The former chancellor voiced distaste at the way Goodwin had been singled out by the government, while other senior figures escaped punishment.
Politicians from across parties hailed the move, which brackets him with notorious figures such as Soviet spy Anthony Blunt and Zimbabwe's Robert Mugabe.
Leader of business group the Institute of Directors Simon Walker said it was "inappropriate" and there was a danger of politicising "the whole honours system."
David Cameron said it was the "right decision", while Chancellor George Osborne insisted Goodwin represented "everything that went wrong in the British economy over the last decade".
Labour leader Ed Miliband said the punishment was "only the start of the change we need" in boardrooms.
Writing in The Times, Darling, who as chancellor led negotiations over the RBS bailout, insisted: "There is something tawdry about the government directing its fire at Fred Goodwin alone; if it's right to annul his knighthood, what about the honours of others who were involved in RBS and HBoS?"

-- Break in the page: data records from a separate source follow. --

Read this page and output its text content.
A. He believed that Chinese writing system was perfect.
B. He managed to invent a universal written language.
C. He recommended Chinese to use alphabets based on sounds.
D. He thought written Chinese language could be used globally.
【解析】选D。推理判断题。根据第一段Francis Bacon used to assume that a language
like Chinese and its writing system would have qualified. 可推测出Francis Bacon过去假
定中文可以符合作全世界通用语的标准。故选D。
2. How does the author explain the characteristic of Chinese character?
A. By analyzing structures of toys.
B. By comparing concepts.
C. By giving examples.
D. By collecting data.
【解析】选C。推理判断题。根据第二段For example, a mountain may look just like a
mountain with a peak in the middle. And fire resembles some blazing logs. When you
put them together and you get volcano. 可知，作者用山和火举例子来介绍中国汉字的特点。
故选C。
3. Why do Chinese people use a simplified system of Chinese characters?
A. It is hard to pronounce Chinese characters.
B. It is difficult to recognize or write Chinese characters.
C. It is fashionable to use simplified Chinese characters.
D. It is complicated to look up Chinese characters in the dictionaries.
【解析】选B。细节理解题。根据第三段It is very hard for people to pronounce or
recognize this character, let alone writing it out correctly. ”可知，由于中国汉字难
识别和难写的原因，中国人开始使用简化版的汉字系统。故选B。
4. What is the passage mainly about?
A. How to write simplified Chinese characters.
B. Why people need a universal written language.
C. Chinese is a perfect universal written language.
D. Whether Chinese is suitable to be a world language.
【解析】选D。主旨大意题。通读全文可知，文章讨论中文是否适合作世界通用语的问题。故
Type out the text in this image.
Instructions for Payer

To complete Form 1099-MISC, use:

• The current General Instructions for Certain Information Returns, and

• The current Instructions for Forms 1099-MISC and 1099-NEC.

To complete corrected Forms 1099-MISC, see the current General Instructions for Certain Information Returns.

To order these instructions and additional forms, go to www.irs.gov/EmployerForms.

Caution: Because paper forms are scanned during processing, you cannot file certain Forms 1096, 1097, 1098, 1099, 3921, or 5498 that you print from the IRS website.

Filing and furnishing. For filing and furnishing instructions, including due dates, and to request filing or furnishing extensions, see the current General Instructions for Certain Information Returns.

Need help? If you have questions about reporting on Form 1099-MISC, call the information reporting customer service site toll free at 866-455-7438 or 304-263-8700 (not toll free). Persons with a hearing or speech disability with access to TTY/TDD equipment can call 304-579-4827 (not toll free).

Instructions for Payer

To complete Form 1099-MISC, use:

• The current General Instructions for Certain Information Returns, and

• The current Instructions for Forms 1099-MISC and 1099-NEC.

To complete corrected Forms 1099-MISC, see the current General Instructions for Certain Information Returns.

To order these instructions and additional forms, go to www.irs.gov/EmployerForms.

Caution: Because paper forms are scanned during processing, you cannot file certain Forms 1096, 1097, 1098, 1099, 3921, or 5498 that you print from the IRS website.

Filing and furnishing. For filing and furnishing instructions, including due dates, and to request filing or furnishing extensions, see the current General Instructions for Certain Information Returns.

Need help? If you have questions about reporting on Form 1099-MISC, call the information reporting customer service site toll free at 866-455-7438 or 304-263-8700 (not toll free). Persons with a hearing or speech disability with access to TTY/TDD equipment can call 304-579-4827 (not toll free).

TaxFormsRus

Goodwin received his knighthood for services to banking under the Labour government, before guiding RBS to the brink of collapse in 2008.
Honours are usually only removed from individuals who have been convicted and jailed.
But the Cabinet Office said the scale of the RBS disaster - necessitating a £45 billion bailout from the taxpayer - made the case "exceptional".
"Both the Financial Services Authority and the Treasury Select Committee have investigated the reasons for this failure and its consequences," the department said in a statement.
"They are clear that the failure of RBS played an important role in the financial crisis of 2008-9 which, together with other macroeconomic factors, triggered the worst recession in the UK since the Second World War and imposed significant direct costs on British taxpayers and businesses.
"Fred Goodwin was the dominant decision maker at RBS at the time.
"In reaching this decision, it was recognised that widespread concern about Fred Goodwin's decisions meant that the retention of a Knighthood for 'services to banking' could not be sustained."
The Forfeiture Committee, made up of senior civil servants, met last week to consider the issue.
Its recommendation to strip Goodwin of the honour was conveyed to the Queen by the Prime Minister.
The Cabinet Office said: "This decision, not normally publicised in advance, was taken on the advice of the Forfeiture Committee, which advised that Fred Goodwin had brought the honours system into disrepute.
"The scale and severity of the impact of his actions as CEO of RBS made this an exceptional case."
In a statement, Cameron said: "I welcome the Forfeiture Committee's decision on Fred Goodwin's Knighthood.
"The FSA report into what went wrong at RBS made clear where the failures lay and who was responsible. The proper process has been followed and I think we've ended up with the right decision."
A spokesman for Liberal Democrat Deputy Prime Minister Nick Clegg said he also backed the move.
Osborne said: "I think we've got a special case here of the Royal Bank of Scotland symbolising everything that went wrong in the British economy over the last decade.
"Fred Goodwin was in charge and I think it's appropriate that he loses his knighthood."
Miliband said: "It is right Fred Goodwin has lost his knighthood but it is only the start of the change we need to see.
"We need to change the bonus culture and we need to change the rules so we see real responsibility across the board.
"As I said in my conference speech, we should not have given Fred Goodwin a knighthood but this should not be about individuals, it is about taking the right steps now to create a more responsible capitalism."